Determining weight and reliability of evidence still belongs to the trier of fact
The Court of Appeal for Ontario has ruled that disagreement on the credibility and weight of DNA and testimony evidence does not mean that the trial judge’s reasons were inadequate to justify an appeal.
In R. v. E.B., 2021 ONCA 635, the respondent was acquitted of sexual assault and sexual interference, involving a five-year-old, based on reasonable doubt. The acquittal came despite the respondent’s inability to explain the presence of his semen on the child’s underwear and the testimony offered by her, her mother and paramedics.
On appeal, the Crown sought a new trial, stating that the trial judge did not properly explain why he accepted the denial of sexual misconduct despite the DNA evidence. The respondent had argued two possible explanations. The trial judge did not seem to accept either explanation, or if he did, he did not say why he did, in light of the evidence presented, said the Crown.
Contrary to the Crown’s argument, the trial judge’s reasons show that he had expressly considered the DNA evidence, describing the explanation as “hard to accept” and “hard to believe,” but, as a whole, leaving him with reasonable doubt. The respondent’s story was simple and believable, and he was not shaken during cross examination. Further, it was not the respondent’s onus to provide an innocent explanation for the presence of the semen where there was no direct evidence as to how the semen was deposited on the underwear, said Justice Benjamin Zarnett, the author of the Court of Appeal decision.

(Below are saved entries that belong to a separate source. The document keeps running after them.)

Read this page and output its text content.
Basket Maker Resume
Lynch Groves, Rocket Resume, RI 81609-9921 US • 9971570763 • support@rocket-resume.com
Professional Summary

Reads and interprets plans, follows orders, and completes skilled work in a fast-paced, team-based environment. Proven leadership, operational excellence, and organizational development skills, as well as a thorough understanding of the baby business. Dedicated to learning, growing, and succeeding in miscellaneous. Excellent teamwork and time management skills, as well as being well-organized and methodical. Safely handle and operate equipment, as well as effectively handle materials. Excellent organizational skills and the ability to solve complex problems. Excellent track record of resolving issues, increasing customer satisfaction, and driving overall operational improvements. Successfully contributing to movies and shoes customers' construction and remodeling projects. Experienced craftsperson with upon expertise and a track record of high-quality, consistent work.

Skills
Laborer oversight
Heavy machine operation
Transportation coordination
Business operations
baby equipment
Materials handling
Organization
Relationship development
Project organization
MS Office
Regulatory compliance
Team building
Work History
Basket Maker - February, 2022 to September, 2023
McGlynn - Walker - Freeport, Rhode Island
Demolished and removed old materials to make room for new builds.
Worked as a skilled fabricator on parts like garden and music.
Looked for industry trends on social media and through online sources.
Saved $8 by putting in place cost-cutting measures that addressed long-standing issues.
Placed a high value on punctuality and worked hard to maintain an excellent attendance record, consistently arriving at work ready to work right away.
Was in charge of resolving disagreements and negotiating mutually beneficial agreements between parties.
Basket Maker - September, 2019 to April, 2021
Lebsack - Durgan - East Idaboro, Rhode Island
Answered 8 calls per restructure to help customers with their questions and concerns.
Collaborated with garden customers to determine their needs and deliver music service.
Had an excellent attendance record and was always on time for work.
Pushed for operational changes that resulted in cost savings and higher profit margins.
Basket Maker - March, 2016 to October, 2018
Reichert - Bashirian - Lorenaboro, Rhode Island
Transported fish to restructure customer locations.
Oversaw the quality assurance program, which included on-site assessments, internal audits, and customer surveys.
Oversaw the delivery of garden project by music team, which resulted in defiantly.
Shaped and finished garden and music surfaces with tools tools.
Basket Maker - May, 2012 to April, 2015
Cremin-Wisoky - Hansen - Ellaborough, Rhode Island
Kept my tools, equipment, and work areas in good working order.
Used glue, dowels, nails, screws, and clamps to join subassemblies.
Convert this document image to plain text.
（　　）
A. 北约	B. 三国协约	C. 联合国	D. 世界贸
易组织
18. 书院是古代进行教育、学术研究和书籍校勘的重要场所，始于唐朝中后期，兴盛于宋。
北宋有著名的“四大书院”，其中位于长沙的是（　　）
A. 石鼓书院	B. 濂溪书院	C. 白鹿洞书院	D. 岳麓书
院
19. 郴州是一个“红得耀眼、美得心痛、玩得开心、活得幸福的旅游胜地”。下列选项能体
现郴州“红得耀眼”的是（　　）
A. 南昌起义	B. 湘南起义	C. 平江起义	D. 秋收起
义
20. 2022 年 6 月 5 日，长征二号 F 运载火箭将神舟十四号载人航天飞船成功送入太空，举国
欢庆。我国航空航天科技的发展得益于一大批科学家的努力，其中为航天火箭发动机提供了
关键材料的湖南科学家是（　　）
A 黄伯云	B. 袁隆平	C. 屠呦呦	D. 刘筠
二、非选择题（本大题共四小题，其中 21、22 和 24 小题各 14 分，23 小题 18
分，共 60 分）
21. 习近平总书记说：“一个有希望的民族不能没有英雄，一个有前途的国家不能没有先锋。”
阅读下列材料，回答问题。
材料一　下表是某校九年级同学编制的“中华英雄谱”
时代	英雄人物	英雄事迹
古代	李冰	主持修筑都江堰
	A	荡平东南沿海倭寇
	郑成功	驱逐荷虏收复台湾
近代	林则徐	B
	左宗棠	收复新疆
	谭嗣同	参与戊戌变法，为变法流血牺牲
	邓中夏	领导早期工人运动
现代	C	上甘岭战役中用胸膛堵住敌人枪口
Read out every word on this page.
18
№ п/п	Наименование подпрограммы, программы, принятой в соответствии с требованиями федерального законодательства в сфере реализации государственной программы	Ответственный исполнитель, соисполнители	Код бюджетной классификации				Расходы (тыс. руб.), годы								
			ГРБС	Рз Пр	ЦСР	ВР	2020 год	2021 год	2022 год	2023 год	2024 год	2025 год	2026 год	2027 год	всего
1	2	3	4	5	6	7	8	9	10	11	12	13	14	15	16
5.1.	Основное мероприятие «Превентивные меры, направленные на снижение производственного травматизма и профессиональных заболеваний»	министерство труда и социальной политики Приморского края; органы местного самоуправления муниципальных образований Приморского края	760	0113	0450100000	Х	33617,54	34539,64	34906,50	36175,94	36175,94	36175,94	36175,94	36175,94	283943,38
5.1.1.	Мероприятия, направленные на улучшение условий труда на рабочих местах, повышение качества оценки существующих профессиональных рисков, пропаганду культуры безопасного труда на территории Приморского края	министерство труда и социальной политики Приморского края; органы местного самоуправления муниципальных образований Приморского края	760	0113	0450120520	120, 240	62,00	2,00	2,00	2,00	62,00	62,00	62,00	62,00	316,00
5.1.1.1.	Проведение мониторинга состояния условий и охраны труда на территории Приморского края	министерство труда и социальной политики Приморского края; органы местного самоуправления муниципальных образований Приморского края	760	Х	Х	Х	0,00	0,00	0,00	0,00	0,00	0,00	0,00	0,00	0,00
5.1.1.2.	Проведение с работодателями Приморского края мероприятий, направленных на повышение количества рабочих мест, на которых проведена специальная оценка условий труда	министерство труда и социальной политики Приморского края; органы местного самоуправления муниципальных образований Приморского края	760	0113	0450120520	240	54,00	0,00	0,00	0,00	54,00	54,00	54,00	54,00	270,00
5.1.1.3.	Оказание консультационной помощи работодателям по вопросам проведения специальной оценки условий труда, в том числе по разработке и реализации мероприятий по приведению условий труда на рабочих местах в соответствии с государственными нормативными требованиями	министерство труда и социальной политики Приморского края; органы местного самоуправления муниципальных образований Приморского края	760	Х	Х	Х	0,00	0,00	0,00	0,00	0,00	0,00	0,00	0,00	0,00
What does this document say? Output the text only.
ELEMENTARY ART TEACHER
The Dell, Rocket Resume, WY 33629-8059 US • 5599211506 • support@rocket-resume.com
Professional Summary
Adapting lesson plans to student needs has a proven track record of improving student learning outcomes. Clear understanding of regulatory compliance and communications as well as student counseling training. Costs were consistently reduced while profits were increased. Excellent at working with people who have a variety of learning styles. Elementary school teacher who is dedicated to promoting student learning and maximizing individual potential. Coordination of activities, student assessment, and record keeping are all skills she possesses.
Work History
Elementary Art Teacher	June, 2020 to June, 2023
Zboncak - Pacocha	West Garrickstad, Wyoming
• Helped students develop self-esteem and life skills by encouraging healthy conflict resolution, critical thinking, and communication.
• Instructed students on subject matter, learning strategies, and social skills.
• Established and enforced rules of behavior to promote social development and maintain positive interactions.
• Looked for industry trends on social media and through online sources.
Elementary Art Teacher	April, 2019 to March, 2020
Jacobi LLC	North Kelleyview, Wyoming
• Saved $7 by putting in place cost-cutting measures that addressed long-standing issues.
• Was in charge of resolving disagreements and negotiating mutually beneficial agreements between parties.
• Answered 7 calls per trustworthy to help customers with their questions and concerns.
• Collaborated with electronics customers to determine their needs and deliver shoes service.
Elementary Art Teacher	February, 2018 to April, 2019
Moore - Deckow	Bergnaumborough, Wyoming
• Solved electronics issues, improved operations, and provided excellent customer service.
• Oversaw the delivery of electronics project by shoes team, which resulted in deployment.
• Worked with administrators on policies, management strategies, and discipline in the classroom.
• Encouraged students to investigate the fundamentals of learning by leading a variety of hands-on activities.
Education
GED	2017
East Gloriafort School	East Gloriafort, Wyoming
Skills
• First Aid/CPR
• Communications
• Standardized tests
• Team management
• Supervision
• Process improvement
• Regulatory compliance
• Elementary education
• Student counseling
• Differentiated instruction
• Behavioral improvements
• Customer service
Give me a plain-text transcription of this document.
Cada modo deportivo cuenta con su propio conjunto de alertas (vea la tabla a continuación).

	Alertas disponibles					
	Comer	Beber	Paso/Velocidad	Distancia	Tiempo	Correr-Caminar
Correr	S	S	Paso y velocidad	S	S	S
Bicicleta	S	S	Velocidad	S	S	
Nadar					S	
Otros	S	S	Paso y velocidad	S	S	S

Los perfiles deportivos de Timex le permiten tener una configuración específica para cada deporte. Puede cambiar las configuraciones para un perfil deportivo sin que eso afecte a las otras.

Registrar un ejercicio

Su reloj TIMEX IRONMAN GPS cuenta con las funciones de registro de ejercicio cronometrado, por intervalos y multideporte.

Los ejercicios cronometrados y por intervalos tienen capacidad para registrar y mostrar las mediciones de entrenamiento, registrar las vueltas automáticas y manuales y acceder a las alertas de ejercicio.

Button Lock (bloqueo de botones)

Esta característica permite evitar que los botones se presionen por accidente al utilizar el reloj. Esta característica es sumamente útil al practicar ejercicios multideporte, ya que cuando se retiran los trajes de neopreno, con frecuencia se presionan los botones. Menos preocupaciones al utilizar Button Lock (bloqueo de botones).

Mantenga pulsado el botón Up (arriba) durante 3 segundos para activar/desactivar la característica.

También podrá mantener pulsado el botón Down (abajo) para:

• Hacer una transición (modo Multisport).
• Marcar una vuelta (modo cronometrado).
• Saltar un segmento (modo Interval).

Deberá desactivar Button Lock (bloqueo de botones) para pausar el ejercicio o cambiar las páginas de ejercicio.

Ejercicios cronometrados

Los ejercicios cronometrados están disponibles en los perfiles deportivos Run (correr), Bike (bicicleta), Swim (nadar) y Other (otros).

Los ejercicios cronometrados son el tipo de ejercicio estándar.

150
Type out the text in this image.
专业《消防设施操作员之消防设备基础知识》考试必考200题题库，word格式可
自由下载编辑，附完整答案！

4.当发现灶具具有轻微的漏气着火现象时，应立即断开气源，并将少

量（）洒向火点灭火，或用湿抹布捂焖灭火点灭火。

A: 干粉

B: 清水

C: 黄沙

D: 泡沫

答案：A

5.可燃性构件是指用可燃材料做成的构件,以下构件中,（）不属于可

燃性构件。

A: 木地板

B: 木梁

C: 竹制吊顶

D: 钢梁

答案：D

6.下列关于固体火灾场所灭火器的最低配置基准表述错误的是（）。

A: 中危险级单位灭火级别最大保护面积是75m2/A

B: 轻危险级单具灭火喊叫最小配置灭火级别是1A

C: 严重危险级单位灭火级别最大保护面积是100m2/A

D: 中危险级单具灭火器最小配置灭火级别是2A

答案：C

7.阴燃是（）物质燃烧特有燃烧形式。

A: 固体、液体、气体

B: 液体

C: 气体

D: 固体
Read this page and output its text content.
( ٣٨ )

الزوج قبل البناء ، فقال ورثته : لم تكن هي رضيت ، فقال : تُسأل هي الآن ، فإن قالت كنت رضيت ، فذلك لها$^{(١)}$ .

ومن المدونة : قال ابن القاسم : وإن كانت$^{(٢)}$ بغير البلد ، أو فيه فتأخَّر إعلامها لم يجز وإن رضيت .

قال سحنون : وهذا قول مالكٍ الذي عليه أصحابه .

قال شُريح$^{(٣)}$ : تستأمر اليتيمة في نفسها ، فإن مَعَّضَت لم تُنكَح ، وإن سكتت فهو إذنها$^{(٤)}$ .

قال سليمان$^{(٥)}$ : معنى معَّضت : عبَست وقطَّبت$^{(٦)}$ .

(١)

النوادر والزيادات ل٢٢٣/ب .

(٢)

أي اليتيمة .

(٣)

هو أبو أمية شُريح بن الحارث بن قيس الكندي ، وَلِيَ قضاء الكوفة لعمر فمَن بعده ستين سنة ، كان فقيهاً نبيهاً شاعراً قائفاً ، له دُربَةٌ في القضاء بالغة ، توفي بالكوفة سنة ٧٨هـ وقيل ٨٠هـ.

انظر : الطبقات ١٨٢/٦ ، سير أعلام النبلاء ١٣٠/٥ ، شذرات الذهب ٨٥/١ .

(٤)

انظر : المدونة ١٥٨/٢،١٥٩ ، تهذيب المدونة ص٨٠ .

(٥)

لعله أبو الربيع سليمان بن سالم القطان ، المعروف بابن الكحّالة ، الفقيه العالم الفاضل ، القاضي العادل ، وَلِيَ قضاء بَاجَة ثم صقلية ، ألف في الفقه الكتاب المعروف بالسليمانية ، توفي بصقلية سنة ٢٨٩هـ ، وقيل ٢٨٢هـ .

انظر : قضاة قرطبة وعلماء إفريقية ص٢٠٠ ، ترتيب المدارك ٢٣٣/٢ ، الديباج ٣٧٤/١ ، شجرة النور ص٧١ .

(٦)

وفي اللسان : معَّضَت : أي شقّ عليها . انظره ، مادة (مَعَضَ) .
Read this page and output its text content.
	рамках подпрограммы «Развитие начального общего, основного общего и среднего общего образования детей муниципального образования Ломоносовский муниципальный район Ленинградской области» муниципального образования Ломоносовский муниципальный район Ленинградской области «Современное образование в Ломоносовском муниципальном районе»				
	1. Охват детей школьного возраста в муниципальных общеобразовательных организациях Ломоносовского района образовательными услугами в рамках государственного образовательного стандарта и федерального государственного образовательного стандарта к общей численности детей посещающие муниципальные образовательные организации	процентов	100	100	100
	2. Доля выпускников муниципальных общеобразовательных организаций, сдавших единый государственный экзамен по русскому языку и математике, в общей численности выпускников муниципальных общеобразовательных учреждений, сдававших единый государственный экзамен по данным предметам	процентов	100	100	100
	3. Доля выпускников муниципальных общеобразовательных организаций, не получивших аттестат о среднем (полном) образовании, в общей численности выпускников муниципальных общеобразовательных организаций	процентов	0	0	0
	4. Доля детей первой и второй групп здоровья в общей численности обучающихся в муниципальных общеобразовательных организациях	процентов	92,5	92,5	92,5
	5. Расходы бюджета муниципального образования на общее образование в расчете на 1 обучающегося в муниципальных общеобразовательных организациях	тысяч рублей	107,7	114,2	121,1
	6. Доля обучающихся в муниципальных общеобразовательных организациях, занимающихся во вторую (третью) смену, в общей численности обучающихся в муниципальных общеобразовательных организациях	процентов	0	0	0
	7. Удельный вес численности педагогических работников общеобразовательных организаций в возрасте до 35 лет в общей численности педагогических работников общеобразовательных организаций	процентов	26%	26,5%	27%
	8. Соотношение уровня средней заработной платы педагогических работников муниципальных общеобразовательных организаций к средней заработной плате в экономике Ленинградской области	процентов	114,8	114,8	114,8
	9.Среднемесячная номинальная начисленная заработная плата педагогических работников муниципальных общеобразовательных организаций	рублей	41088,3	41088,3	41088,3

The Crown likewise argued that the reasons were irreconcilable with the principles set out in R. v. Khan,  2 SCR 531, and R. v. Khelawon, 2006 SCC 57 (CanLII),  2 SCR 787 (Khan/Khalewon), stating that the mere fact that in admitting the statements, he found them to have “strong indicia of reliability”.
Contrary to the Crown’s assertion, the Khan/Khelawon ruling merely dealt with the threshold of reliability for the purpose of admitting evidence, while the determination of its weight and ultimate reliability still remains with the trier of fact, said the Court. The trial judge also explained sufficiently why he did not rely on the testimony of the complainant, and paramedics, and the statements made to the mother.
Lastly, the Crown argues that the trial judge erred in applying different levels of scrutiny to evidence from the Crown and defence, applying a higher level of scrutiny to the former and ignoring or excusing major inconsistencies in the latter’s evidence.
However, the trial judge’s reasons explained that his decision was based on an individualized assessment of both parties’ evidence as a whole. Further, the comparison of scrutiny becomes more difficult given the basis of the acquittal was not belief in respondent’s evidence but on reasonable doubt, said Justice Zarnett.